Why the code has the TODO: release this comment?
Opened this issue · 4 comments
Hi, we inhrent the TODO from Vim (https://github.com/hustvl/Vim/blob/main/vim/models_mamba.py#L312), but it does not affect the training or inference. Do you install the correct package like causal-conv1d==1.1.2.post1 & mamba-ssm 1.1.1 from ~/Mamba/Vim/mamba-1p1p1?
We can also provide the finetuning log (fine-tuning with the code in this repo without any modification) if it helps you double-check/verify your fine-tuning process.
Thank you for your patience. After comparing the original code, I found that this to do list is indeed original.

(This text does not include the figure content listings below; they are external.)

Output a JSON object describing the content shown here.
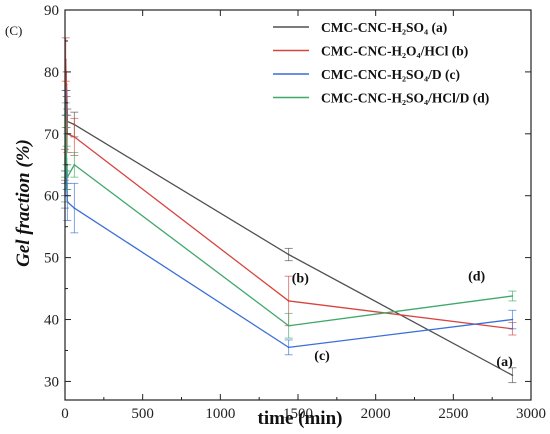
{
  "chart_data": {
    "type": "line",
    "panel_label": "(C)",
    "xlabel": "time (min)",
    "ylabel": "Gel fraction (%)",
    "xlim": [
      0,
      3000
    ],
    "ylim": [
      27,
      90
    ],
    "x_ticks": [
      0,
      500,
      1000,
      1500,
      2000,
      2500,
      3000
    ],
    "y_ticks": [
      30,
      40,
      50,
      60,
      70,
      80,
      90
    ],
    "grid": false,
    "legend_position": "top-right",
    "series": [
      {
        "name": "CMC-CNC-H₂SO₄ (a)",
        "color": "#505050",
        "x": [
          0,
          5,
          10,
          15,
          60,
          1440,
          2880
        ],
        "y": [
          62,
          75,
          78,
          72,
          71.5,
          50.5,
          31
        ],
        "err": [
          2,
          2,
          2,
          2,
          2,
          1,
          1.2
        ],
        "tag": "(a)"
      },
      {
        "name": "CMC-CNC-H₂O₄/HCl (b)",
        "color": "#d6453f",
        "x": [
          0,
          5,
          10,
          15,
          60,
          1440,
          2880
        ],
        "y": [
          65,
          82,
          74,
          70,
          69.5,
          43,
          38.5
        ],
        "err": [
          2.5,
          3.5,
          3,
          3,
          3,
          4,
          1
        ],
        "tag": "(b)"
      },
      {
        "name": "CMC-CNC-H₂SO₄/D (c)",
        "color": "#3a6fd6",
        "x": [
          0,
          5,
          10,
          15,
          60,
          1440,
          2880
        ],
        "y": [
          60,
          75,
          63,
          59,
          58,
          35.5,
          40
        ],
        "err": [
          2,
          2,
          2,
          3,
          4,
          1.2,
          1.5
        ],
        "tag": "(c)"
      },
      {
        "name": "CMC-CNC-H₂SO₄/HCl/D (d)",
        "color": "#3fa86a",
        "x": [
          0,
          5,
          10,
          15,
          60,
          1440,
          2880
        ],
        "y": [
          61,
          73,
          66,
          63,
          65,
          39,
          43.8
        ],
        "err": [
          2,
          2,
          2,
          2,
          2,
          2,
          0.8
        ],
        "tag": "(d)"
      }
    ]
  }
}
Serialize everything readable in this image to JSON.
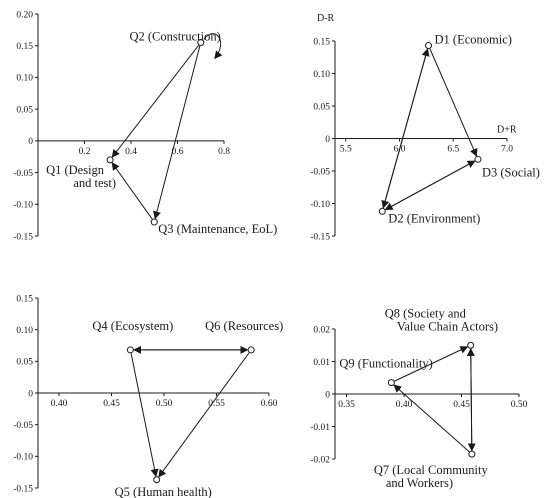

But in the process of further checking the code, I found that ARM uses Deocder, and the Query in Decoder is a random variable constructed by self.ar_token = nn.Parameter(torch.zeros(1, 1, self.dec_embed_dim)).
I observed that ARM wants to use the value calculated by crossattention with this Query to further calculate the loss.
My question is, is this calculation method related to autoregressive training? How can we understand this implementation with the autoregressive training?
Please forgive me for still having such doubts after reading your article. I really hope to get your explanation.
Thanks again.
In fact, count+=1
is used repeatedly in your Deocder part.
This is equivalent to using the previous query in each Deocder block. I don't understand whether such calculation will bring additional benefits?